Step-by-step explanation:
To calculate the speedup of a pipeline, we compare the time it takes to process a sequence of instructions in both pipelined and non-pipelined architectures. In a non-pipelined implementation, each instruction would be processed sequentially, thus taking the sum of all stage times plus the inter-stage register delays.
The total time for a non-pipelined implementation would be:
- 7 ns for stage 1
- 4 ns for stage 2
- 3 ns for stage 3
- 8 ns for stage 4
- 5 ns for stage 5
- Inter-stage register delay: 4 * 2 ns (since we have four inter-stage registers)

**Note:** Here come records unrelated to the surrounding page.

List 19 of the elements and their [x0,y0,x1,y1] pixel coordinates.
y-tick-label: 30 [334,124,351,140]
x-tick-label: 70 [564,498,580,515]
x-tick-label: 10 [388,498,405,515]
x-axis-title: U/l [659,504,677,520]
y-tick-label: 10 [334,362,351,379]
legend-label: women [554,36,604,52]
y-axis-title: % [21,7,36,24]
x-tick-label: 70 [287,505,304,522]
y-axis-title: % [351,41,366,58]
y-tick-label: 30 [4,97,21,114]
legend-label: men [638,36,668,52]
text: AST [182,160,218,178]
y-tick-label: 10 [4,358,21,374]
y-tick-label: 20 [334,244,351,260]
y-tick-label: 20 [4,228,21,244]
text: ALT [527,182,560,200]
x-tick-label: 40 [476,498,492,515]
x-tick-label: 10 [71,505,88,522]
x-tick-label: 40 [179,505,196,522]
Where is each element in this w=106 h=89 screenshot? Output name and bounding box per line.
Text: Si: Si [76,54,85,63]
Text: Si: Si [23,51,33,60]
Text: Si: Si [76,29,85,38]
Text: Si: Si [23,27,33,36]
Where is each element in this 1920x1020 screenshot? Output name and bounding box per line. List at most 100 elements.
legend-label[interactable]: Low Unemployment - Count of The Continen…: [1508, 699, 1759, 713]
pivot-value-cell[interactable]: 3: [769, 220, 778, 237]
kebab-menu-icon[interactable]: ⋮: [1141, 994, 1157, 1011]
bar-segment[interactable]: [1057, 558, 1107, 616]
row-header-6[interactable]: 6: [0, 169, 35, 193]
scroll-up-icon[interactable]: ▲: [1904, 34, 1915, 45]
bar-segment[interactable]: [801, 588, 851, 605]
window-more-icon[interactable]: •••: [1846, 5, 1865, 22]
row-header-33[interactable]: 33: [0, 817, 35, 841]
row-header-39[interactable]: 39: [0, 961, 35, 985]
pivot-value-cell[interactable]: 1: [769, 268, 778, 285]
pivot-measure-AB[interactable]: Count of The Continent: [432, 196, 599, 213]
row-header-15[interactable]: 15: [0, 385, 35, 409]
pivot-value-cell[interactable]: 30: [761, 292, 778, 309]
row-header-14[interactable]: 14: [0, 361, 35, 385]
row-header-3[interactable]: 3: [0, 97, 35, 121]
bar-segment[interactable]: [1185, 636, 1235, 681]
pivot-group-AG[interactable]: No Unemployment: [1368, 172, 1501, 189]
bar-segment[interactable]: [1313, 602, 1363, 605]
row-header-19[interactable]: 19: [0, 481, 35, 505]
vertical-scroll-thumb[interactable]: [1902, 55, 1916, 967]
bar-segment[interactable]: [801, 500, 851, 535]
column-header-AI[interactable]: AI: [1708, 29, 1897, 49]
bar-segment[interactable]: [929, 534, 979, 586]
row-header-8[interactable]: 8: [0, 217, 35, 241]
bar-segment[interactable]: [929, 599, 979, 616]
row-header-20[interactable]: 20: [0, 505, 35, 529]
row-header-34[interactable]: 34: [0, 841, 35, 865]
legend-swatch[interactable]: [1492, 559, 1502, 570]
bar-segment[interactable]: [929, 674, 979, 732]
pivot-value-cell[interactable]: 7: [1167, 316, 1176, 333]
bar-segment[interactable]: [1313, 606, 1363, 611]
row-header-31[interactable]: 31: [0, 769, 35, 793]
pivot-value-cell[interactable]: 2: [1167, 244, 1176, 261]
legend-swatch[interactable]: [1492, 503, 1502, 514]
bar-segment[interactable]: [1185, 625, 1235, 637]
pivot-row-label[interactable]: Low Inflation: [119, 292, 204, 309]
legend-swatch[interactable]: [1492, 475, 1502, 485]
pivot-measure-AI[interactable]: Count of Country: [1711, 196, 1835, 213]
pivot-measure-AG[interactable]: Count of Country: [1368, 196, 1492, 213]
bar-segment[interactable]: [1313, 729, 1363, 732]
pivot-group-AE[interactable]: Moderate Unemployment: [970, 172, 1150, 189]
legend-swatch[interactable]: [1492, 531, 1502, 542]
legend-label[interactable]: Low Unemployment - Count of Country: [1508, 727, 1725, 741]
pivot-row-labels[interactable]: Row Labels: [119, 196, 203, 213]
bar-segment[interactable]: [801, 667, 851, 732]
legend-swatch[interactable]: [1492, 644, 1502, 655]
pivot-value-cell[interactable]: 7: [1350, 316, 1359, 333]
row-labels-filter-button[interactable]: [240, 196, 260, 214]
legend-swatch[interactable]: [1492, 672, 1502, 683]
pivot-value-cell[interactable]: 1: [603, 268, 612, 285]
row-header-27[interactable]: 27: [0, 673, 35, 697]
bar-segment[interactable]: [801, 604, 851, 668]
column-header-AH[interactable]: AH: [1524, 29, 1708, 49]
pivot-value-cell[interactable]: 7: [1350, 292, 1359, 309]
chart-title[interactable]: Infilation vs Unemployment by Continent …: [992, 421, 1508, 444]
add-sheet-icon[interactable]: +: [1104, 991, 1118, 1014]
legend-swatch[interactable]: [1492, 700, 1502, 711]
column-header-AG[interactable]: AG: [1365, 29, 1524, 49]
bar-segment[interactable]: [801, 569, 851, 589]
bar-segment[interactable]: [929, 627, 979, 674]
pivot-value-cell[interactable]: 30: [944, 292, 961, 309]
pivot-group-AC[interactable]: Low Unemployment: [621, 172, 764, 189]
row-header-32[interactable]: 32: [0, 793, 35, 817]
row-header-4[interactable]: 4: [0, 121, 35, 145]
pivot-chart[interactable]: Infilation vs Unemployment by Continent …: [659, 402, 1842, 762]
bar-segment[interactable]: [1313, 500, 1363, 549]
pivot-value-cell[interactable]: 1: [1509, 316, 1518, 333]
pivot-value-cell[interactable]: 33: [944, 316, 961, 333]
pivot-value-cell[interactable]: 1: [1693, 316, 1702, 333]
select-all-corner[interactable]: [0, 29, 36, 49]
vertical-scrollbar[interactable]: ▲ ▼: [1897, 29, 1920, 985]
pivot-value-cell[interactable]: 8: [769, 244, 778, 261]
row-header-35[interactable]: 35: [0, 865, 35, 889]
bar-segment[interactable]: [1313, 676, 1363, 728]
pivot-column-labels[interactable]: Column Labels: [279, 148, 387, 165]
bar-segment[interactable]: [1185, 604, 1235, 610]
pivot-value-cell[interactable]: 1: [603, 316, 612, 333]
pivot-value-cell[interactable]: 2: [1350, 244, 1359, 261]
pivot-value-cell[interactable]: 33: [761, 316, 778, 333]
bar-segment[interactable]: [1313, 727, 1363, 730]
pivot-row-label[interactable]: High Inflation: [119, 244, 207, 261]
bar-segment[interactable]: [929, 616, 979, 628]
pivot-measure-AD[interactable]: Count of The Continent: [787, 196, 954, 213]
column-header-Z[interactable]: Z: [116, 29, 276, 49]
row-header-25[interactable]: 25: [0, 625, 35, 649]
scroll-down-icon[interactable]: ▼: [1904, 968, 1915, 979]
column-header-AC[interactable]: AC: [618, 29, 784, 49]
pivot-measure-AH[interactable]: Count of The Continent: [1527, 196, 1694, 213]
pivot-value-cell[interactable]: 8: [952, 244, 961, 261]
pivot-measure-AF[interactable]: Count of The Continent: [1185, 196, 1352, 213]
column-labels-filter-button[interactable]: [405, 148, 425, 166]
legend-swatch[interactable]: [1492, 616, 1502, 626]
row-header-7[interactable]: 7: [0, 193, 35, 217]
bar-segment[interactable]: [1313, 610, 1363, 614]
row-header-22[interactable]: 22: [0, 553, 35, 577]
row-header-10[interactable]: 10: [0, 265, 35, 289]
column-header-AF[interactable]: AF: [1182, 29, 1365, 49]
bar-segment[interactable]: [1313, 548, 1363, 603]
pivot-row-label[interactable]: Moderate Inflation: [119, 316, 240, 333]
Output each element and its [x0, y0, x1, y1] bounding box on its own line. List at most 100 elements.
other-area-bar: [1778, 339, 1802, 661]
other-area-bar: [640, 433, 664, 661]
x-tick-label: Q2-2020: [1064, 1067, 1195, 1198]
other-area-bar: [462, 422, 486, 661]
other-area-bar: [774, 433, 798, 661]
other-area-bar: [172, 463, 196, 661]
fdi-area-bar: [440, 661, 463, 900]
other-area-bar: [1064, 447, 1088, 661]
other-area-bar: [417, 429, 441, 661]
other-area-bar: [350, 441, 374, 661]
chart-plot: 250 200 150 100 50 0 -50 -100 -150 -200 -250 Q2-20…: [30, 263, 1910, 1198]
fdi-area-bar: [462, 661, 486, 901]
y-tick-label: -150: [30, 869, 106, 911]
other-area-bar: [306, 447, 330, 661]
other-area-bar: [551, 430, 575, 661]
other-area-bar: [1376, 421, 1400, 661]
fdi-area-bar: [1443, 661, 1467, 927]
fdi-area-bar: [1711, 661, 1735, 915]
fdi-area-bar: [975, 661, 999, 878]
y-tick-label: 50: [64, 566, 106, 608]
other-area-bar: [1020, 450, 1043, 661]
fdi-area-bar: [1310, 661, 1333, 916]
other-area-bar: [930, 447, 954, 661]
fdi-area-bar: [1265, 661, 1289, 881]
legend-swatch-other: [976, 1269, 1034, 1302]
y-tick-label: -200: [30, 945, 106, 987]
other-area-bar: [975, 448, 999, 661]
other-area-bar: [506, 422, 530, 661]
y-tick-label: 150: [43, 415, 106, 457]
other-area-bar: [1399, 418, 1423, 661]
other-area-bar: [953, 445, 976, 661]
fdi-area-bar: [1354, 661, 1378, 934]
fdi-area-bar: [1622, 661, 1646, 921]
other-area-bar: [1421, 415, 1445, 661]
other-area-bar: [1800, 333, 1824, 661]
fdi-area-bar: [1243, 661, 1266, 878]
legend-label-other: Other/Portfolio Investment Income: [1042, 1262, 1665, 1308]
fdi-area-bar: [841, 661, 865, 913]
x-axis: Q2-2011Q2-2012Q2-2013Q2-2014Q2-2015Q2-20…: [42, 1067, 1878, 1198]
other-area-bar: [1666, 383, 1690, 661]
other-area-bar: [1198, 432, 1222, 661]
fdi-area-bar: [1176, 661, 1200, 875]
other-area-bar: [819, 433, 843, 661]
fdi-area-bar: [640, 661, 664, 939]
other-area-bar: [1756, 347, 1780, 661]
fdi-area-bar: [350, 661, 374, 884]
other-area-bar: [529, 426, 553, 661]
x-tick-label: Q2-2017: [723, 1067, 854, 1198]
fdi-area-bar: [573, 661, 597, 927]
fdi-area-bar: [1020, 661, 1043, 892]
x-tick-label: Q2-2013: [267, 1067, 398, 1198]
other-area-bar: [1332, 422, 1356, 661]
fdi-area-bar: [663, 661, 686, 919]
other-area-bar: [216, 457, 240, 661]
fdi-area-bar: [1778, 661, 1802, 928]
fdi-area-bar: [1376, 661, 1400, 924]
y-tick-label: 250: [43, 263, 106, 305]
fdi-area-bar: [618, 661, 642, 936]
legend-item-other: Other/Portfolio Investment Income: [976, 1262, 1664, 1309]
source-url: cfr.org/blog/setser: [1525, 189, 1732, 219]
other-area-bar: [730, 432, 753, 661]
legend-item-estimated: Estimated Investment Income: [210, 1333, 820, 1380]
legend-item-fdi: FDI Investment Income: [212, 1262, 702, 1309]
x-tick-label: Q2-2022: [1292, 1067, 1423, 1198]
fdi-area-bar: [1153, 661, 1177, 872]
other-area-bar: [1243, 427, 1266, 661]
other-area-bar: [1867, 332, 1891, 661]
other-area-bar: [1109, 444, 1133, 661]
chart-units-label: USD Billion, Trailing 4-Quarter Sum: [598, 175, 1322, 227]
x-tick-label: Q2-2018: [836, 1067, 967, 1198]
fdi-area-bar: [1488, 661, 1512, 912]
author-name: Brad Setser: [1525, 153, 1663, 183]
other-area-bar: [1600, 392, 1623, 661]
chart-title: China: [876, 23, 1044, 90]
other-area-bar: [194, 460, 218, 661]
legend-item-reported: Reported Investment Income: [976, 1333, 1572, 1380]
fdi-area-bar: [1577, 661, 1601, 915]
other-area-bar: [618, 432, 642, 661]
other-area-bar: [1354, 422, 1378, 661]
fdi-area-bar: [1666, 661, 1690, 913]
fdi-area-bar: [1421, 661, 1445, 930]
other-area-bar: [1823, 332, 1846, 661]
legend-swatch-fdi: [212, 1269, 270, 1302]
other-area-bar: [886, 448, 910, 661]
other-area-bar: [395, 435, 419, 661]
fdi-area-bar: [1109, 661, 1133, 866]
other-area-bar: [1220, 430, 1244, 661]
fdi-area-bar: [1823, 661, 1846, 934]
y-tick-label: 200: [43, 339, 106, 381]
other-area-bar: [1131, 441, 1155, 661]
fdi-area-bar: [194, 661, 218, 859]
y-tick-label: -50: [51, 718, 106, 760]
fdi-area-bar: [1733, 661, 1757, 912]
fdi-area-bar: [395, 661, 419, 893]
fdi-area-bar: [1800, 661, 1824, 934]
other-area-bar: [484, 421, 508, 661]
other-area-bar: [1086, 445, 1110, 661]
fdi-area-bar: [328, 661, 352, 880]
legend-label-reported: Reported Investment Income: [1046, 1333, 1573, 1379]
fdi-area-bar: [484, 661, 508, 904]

Therefore, the total non-pipelined time = 7 + 4 + 3 + 8 + 5 + (4 * 2) = 27 + 8 = 35 ns.
In the pipelined implementation, in steady state, a new instruction can be initiated after the longest stage time. Since stage 4 is the longest stage at 8 ns, and the stage is followed by an inter-stage register of 2 ns, we get a clock cycle of 10 ns for the pipeline.
To determine the speedup, we compare the non-pipelined time per instruction to the pipelined cycle time:
Speedup = Non-pipelined time / Pipelined cycle time = 35 ns / 10 ns = 3.5
Therefore, under ideal conditions, the pipeline would achieve approximately a 3.5 times speedup compared to the non-pipelined implementation.